Gün gün yaşayıp bitirdiğimiz hangi yılın ardından "keşke bitmeseydi, devam etseydi" diyebildik. Diyemedik, bu bir gerçek... Çünkü insanoğlu hep daha çok iyiyi, güzeli, daha çok mutluluğu özlediği, dahası kendine özgü bu özlemlerinden ötürü, ya da açgözlülüğünden mi nedir, hep daha fazlasını ister.

2017 yılını bölgemizde acılarla yaşadık. Bu bakımdan elbette savaş dursun, terör bitirilsin, bu coğrafya insanının yüzünde gülücükler oluşsun, sadece yaşadığı gün için değil, mutlu yarınlar için umutlansın kim istemez?

Heyhat!..

İnsanoğlunun mutluluktan yana olan doyumsuzluğu; onu kimi zaman kişisel isteklerinin/arzularının tutsağı yapabiliyor.

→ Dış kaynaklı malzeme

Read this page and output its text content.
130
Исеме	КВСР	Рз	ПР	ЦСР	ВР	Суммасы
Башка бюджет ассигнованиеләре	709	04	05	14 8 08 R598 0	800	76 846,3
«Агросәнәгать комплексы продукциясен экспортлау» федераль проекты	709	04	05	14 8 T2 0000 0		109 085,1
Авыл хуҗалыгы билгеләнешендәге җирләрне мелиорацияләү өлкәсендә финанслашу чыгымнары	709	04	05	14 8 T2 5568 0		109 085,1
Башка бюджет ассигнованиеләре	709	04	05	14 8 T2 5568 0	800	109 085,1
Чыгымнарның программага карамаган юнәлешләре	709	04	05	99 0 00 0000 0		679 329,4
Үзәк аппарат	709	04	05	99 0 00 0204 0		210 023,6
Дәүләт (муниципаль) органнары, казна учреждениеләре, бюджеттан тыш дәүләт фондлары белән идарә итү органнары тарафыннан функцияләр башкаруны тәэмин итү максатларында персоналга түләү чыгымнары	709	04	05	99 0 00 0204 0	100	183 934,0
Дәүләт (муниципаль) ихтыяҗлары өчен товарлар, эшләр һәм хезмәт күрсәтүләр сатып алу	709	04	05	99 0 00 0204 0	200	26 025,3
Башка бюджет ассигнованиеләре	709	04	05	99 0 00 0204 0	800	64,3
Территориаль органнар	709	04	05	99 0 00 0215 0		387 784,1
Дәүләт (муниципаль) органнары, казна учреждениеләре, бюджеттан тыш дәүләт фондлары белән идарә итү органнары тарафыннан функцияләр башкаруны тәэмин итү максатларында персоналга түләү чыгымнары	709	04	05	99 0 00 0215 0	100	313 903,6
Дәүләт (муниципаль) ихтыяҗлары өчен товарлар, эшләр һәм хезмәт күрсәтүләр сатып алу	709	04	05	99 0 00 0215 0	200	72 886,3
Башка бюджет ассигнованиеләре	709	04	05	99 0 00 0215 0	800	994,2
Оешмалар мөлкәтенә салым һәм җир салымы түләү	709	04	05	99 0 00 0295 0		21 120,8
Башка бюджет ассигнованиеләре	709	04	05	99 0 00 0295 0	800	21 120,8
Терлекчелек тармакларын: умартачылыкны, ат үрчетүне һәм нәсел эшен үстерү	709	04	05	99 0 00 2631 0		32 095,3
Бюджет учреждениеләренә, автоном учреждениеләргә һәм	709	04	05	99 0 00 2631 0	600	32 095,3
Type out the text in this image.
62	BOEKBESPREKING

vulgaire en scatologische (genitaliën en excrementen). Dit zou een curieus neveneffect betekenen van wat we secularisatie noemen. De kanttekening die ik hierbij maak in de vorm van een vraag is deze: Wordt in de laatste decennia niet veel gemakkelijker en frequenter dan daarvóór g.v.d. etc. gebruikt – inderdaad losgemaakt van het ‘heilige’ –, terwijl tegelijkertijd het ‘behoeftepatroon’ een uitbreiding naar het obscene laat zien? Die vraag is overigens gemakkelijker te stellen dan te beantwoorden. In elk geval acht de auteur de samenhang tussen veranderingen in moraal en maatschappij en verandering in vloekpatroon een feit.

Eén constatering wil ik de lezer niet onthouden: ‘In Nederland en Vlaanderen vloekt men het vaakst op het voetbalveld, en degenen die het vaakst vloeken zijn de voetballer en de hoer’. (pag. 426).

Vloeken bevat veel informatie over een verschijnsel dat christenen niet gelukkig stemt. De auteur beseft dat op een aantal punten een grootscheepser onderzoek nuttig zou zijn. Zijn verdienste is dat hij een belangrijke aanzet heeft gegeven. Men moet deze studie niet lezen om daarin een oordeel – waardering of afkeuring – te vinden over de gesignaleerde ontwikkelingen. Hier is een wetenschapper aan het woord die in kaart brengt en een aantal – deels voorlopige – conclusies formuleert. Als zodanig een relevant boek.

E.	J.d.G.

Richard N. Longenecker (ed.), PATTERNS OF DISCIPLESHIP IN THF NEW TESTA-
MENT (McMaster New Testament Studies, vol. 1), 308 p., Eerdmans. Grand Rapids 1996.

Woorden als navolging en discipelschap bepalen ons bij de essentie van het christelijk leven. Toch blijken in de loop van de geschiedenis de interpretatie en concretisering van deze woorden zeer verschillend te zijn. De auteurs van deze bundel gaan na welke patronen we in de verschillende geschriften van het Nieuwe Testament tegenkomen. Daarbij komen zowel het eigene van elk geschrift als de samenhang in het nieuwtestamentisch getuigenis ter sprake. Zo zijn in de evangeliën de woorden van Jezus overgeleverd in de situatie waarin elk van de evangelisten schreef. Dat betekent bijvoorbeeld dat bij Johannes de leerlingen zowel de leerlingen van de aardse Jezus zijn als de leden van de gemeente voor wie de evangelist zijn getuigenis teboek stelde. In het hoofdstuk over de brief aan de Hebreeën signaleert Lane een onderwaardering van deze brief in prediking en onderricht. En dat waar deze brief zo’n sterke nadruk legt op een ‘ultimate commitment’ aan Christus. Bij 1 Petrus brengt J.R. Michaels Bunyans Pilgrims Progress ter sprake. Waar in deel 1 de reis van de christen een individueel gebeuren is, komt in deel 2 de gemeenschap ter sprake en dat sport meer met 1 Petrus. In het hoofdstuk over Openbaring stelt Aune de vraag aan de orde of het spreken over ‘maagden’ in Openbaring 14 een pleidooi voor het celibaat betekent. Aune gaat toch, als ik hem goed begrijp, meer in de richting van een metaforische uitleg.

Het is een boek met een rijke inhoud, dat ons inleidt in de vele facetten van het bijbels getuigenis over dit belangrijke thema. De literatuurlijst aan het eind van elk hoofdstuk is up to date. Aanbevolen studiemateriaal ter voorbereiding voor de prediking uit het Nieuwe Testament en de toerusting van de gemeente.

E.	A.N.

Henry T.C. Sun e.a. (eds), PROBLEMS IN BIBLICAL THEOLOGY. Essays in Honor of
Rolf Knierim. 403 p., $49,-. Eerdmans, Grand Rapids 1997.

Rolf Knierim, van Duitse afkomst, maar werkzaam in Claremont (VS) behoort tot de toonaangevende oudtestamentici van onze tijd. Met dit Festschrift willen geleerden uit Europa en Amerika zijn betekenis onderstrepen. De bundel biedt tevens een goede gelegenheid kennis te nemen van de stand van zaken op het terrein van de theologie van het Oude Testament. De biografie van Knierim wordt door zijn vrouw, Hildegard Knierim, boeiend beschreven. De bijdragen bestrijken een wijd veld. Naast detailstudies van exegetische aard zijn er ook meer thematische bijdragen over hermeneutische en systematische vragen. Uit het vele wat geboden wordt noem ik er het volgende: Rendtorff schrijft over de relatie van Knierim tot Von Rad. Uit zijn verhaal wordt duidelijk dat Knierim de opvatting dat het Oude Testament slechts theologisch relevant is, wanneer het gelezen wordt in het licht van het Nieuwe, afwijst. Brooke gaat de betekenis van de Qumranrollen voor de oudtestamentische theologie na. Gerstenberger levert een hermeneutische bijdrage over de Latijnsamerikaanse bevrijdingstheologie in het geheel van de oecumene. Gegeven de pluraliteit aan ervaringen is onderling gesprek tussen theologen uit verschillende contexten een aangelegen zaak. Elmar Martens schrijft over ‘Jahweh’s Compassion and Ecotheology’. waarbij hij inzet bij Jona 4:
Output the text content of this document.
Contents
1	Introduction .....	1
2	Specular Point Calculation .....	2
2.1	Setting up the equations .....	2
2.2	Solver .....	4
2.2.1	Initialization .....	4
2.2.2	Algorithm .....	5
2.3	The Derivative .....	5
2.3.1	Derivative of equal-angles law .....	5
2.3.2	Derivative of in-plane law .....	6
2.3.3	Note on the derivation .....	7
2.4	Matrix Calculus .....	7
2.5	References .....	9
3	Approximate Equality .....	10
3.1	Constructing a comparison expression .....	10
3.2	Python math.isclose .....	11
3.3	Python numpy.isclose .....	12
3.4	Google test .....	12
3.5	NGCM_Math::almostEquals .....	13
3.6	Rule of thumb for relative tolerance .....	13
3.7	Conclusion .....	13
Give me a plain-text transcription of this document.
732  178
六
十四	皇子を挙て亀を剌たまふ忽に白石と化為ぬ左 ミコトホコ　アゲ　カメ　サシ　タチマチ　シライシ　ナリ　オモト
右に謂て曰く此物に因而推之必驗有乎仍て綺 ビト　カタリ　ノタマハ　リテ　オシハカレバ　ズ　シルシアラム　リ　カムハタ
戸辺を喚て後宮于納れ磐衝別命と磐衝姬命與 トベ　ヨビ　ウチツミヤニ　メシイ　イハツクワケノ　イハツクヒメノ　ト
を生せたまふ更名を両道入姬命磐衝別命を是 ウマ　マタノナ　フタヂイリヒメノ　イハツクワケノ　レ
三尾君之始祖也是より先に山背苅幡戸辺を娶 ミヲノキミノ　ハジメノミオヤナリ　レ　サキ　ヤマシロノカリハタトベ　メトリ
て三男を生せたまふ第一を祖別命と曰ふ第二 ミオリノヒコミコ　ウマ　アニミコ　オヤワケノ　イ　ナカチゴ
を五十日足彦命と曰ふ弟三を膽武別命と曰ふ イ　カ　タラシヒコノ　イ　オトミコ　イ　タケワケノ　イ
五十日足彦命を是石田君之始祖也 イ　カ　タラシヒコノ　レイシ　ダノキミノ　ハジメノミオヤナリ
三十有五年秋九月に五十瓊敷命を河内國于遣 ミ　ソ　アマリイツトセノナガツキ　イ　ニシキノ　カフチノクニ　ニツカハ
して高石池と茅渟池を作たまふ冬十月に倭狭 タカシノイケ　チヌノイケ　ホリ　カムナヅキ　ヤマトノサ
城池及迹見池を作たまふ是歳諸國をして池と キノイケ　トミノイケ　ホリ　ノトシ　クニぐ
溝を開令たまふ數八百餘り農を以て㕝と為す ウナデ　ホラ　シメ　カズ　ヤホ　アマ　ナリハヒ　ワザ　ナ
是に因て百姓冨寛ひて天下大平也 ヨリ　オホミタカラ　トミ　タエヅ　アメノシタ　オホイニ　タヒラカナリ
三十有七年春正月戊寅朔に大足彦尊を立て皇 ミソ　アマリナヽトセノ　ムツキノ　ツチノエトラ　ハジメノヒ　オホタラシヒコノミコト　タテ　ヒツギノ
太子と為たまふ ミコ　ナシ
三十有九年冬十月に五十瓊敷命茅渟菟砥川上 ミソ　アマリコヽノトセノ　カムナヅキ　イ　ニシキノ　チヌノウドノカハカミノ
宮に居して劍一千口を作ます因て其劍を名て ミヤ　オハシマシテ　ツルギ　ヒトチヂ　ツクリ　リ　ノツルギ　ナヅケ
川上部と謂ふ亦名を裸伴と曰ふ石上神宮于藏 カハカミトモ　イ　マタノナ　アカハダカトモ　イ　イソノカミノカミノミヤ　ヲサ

O zaman da; böyle düşünen toplumlar bu isteklerini gerçekleştirmek uğruna zayıf gördüklerinin boğazını sıkıp, elinden ekmeğini alacak denli vahşileşiyor, yabanileşiyor, alçaklaşıyor.

Bugün Ortadoğu coğrafyasında yaşanan acıların temelinde Batılı insanların doyumsuzluklarının yattığını kim inkâr edebilir?

Çare mi?..  Tabii ki, dünyayı paylaşan insanların oluşturdukları toplulukların karşılıklı diyalogunda kopukluk olmaması, karşılıklı adalet duygusunun, sevgi ve saygının yerleşmesi gerekir öncelikle.. Ama ne acı gerçektir ki; kimi toplumların başına geçen ve yukarıda belirttiğimiz insancıl duyguları taşımayıp hayvani bir duygu olan "doyum"u sadece kendi mensubu olduğu toplumun hakkı olduğunu düşünen kimliklerin yarattığı huzursuzluk nedeniyle nice dönemler savaşlarla gelip geçti bu dünyada.   Milyonlarca insan öldürüldü, yaralandı, dünya viran oldu.

2017 yılı maalesef böyle kötü bir anlayış ya da doyumsuzluk yüzünde insanlık için "haram yıl" oldu desek yeridir.

Yüce Rabb, dünyayı kullarım kötülük yaparak yaşasınlar diye yaratmadı ki... Aksine, birbirleriyle uyum içinde, mutluluklarla yaşasın diye kutsal kitaplarında öğretiler de gösterdi kullarına...

Şimdi dünyaya bir bakalım: Nedir bu terör olayları, yaşanan savaşlar?

Güçlünün zayıfı yiyip bitirmesinden, sömürmesinden kaynaklanmıyor mu bu huzursuzluklar?

Bu noktada; "iyi"yi daha çok paylaşıp mutlu olmak hakkının günümüzde az gelişmiş toplulukların olduğunu hepimizin kabullenmesi gerekiyor.

Bu, dini bir görüştür inananlar için ayrıca...

Demek ki, "kötü"nün varlığı, insanlara emanet edilen bu dünyanın sonu olduğunu bilerek; her toplumun/topluluğun "iyi'den yana; insancıl duygularla dünyayı sahiplenip ortak mutluluklar yaratarak yaşama hakkını kullanması gerekiyor.

İşte bu çıkış noktasında; estetik duygular,  "iyi" ve insancıl duygular, ne denli çok sahiplenilirse dünyanın gidişatı da mutluluklarla dolup taşacak...

Diliyorum, 2017'de yakalayamadığımız "barış ortamı"nı yeni yılda yakalar, insanlık mutluluklarla dolu bir yılı dolu-dolu yaşar.

2018 yılı sizin ve dostlarınız için, hepimiz için, insanlık için barış yılı olsun.